Math and art are typically viewed as separate subjects on a divergent spectrum, but Lance Tripp is stretching to include both in his studies at Weber State University.
A junior in the mathematics education program, Tripp elected to declare a dance minor to follow his passion. Tripp was surprised to find that the two subjects complemented each other.
“Dance uses both sides of your brain. The right hemisphere is creative, the left hemisphere is logic. In dance you have to remember sequences. In math you have to remember sequences. They’re related. It’s challenging. I didn’t think dance was so hard.”
In speaking of their compatibility, Tripp said that “dance has helped me more with math than the other way around. That thinking helps me remember formulas, and to check my work. In trigonometry, we were supposed to remember positives and negatives, and I remembered that All Students Take Calculus. That creative thinking helps me remember things. If I think linearly in dance, it doesn’t help me. I lose my creativity. But it does help me to count, and with my choreography.”
Joanne L. Lawrence, a dance professor at WSU, said she’s not surprised that the two subjects work so well together.
“I don’t think they’re all that different,” she said. “Both areas really are creative. I can’t speak for math on authority, but when you really get into it, you see potentialities. It’s part of the creative process for both.”
Lawrence isn’t alone in thinking this. Dance professor Erik Stern has presented this concept at the TEDx conference.

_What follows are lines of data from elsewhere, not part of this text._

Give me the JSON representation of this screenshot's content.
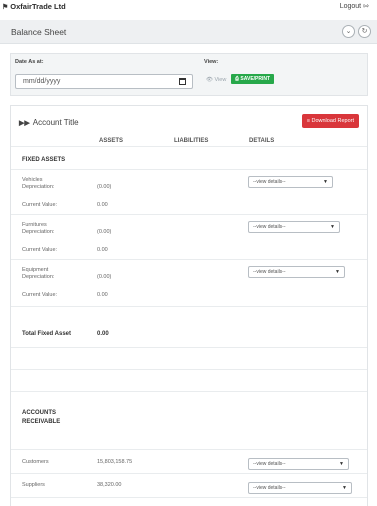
{
  "topbar": {
    "brand": "OxfairTrade Ltd",
    "logout": "Logout"
  },
  "page": {
    "title": "Balance Sheet"
  },
  "filter": {
    "date_label": "Date As at:",
    "date_placeholder": "mm/dd/yyyy",
    "view_label": "View:",
    "view_link": "View",
    "save_print": "SAVE/PRINT"
  },
  "report": {
    "account_title": "Account Title",
    "download": "Download Report",
    "columns": {
      "assets": "ASSETS",
      "liabilities": "LIABILITIES",
      "details": "DETAILS"
    },
    "fixed_assets": {
      "heading": "FIXED ASSETS",
      "items": [
        {
          "name": "Vehicles",
          "depreciation_label": "Depreciation:",
          "depreciation": "(0.00)",
          "current_label": "Current Value:",
          "current": "0.00",
          "details": "--view details--"
        },
        {
          "name": "Furnitures",
          "depreciation_label": "Depreciation:",
          "depreciation": "(0.00)",
          "current_label": "Current Value:",
          "current": "0.00",
          "details": "--view details--"
        },
        {
          "name": "Equipment",
          "depreciation_label": "Depreciation:",
          "depreciation": "(0.00)",
          "current_label": "Current Value:",
          "current": "0.00",
          "details": "--view details--"
        }
      ],
      "total_label": "Total Fixed Asset",
      "total_value": "0.00"
    },
    "receivable": {
      "heading_line1": "ACCOUNTS",
      "heading_line2": "RECEIVABLE",
      "items": [
        {
          "name": "Customers",
          "value": "15,803,158.75",
          "details": "--view details--"
        },
        {
          "name": "Suppliers",
          "value": "38,320.00",
          "details": "--view details--"
        }
      ]
    }
  }
}
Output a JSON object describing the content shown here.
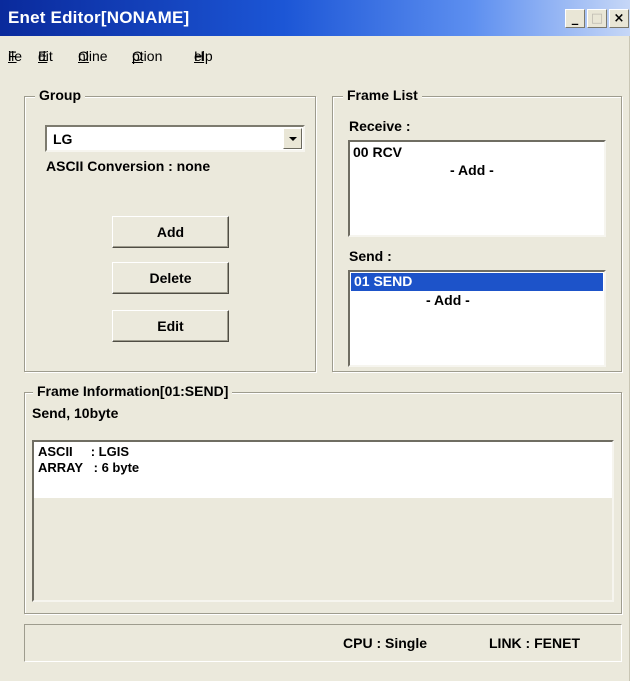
{
  "window": {
    "title": "Enet Editor[NONAME]",
    "minimize_glyph": "_",
    "maximize_glyph": "□",
    "close_glyph": "×"
  },
  "menu": {
    "items": [
      {
        "mnemonic": "F",
        "rest": "ile"
      },
      {
        "mnemonic": "E",
        "rest": "dit"
      },
      {
        "mnemonic": "O",
        "rest": "nline"
      },
      {
        "mnemonic": "O",
        "rest": "ption"
      },
      {
        "mnemonic": "H",
        "rest": "elp"
      }
    ]
  },
  "group": {
    "legend": "Group",
    "selected": "LG",
    "ascii_conversion": "ASCII Conversion : none",
    "add_label": "Add",
    "delete_label": "Delete",
    "edit_label": "Edit"
  },
  "frame_list": {
    "legend": "Frame List",
    "receive_label": "Receive :",
    "receive_items": [
      "00 RCV",
      "- Add -"
    ],
    "send_label": "Send :",
    "send_items": [
      "01 SEND",
      "- Add -"
    ]
  },
  "frame_info": {
    "legend": "Frame Information[01:SEND]",
    "summary": "Send, 10byte",
    "lines": [
      "ASCII     : LGIS",
      "ARRAY   : 6 byte"
    ]
  },
  "status": {
    "cpu": "CPU : Single",
    "link": "LINK : FENET"
  }
}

“As choreographers, much of our work springs from play with ideas from the world of mathematics,” Stern said. “As teachers, we have found that mathematical ideas become more exciting, tangible and memorable when you act them out with your whole body.”

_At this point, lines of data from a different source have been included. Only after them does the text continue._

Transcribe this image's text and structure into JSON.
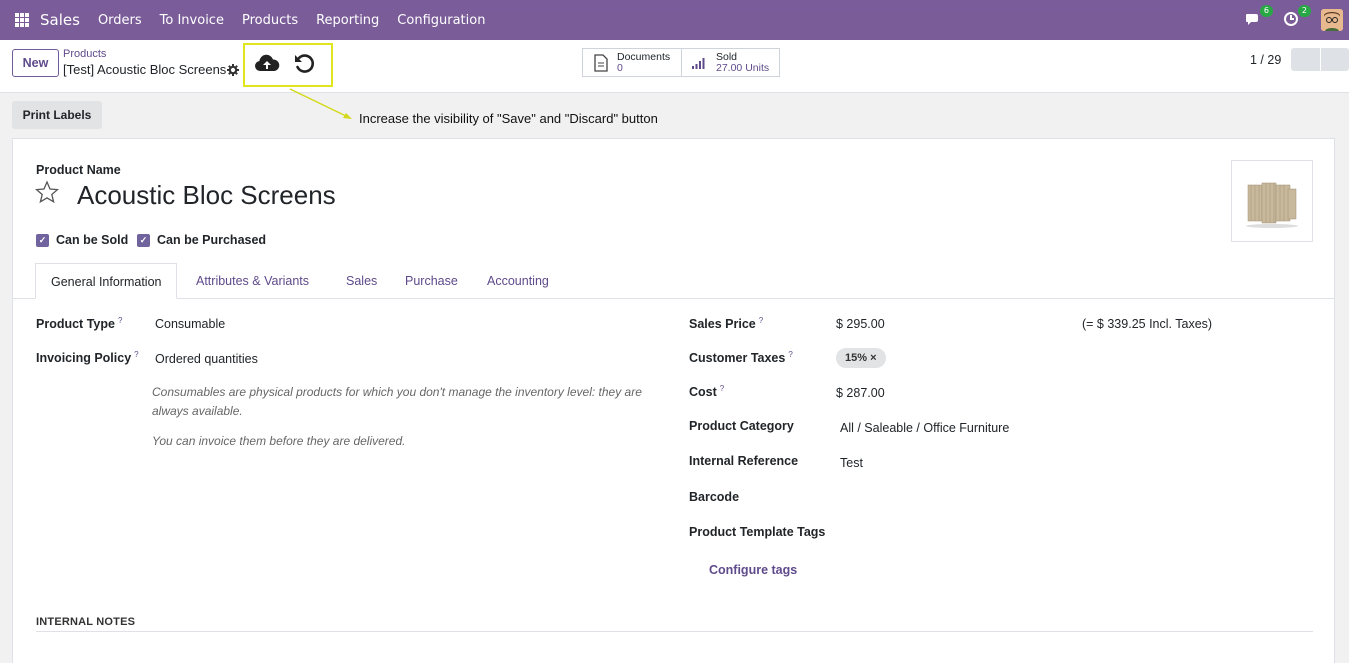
{
  "navbar": {
    "brand": "Sales",
    "menu": [
      "Orders",
      "To Invoice",
      "Products",
      "Reporting",
      "Configuration"
    ],
    "messages_count": "6",
    "activities_count": "2"
  },
  "control": {
    "new_label": "New",
    "breadcrumb_parent": "Products",
    "breadcrumb_current": "[Test] Acoustic Bloc Screens",
    "documents_label": "Documents",
    "documents_value": "0",
    "sold_label": "Sold",
    "sold_value": "27.00 Units",
    "pager": "1 / 29"
  },
  "print_labels": "Print Labels",
  "annotation": "Increase the visibility of \"Save\" and \"Discard\" button",
  "form": {
    "product_name_label": "Product Name",
    "product_name": "Acoustic Bloc Screens",
    "can_be_sold": "Can be Sold",
    "can_be_purchased": "Can be Purchased",
    "tabs": [
      "General Information",
      "Attributes & Variants",
      "Sales",
      "Purchase",
      "Accounting"
    ],
    "left": {
      "product_type_label": "Product Type",
      "product_type": "Consumable",
      "invoicing_policy_label": "Invoicing Policy",
      "invoicing_policy": "Ordered quantities",
      "help_1": "Consumables are physical products for which you don't manage the inventory level: they are always available.",
      "help_2": "You can invoice them before they are delivered."
    },
    "right": {
      "sales_price_label": "Sales Price",
      "sales_price": "$ 295.00",
      "incl_taxes": "(= $ 339.25 Incl. Taxes)",
      "customer_taxes_label": "Customer Taxes",
      "customer_tax_tag": "15% ×",
      "cost_label": "Cost",
      "cost": "$ 287.00",
      "product_category_label": "Product Category",
      "product_category": "All / Saleable / Office Furniture",
      "internal_reference_label": "Internal Reference",
      "internal_reference": "Test",
      "barcode_label": "Barcode",
      "tags_label": "Product Template Tags",
      "configure_tags": "Configure tags"
    },
    "internal_notes": "INTERNAL NOTES",
    "help_marker": "?"
  }
}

Outside of mathematics, one of Tripp’s favorite things that he’s learned through studying dance is movement somatics.
“Somatics is learning how to move. We get taught how to dance, but not how to move. Movement is the big secret in turning a dancer into a professional dancer.”
Tripp looks to teach math at the high school level, while also teaching dance. He said he hopes to share what he has found in his correlation between his math studies and fine arts.
“I want to teach mathematics in high school, and teach dance as an elective. I would love to find a way to combine the two.”
With art programs disappearing from public schools, Tripp said he wants to show their importance from experience.
“I think the arts are very important. My family lives in North Dakota. The high school has 10 students in total, and the arts are ignored. They’re using only their left hemisphere. They’re losing their right side. Art gives us different ways of thinking. It’s more kinesthetic, at least dance is. The human body was meant to move, and it helps us learn. You have to have balance in your life. You can’t just use one or the other.”
Tripp said he owes a great deal to his study of the arts, and encourages students of all programs to study them.
“Dance has taught me confidence. Dance has helped me learn to perform in front of a large group of people. Everyone is afraid to change. It’s something entirely new. Why change when you’ve done something the same way? Because you gain confidence. The arts have changed my way of thinking. I thought life had rules, like PEMDAS, order of operations, and that was the way that things were always going to be. Art has shown me that there are more options. It doesn’t have to be the same. It won’t always be the same.”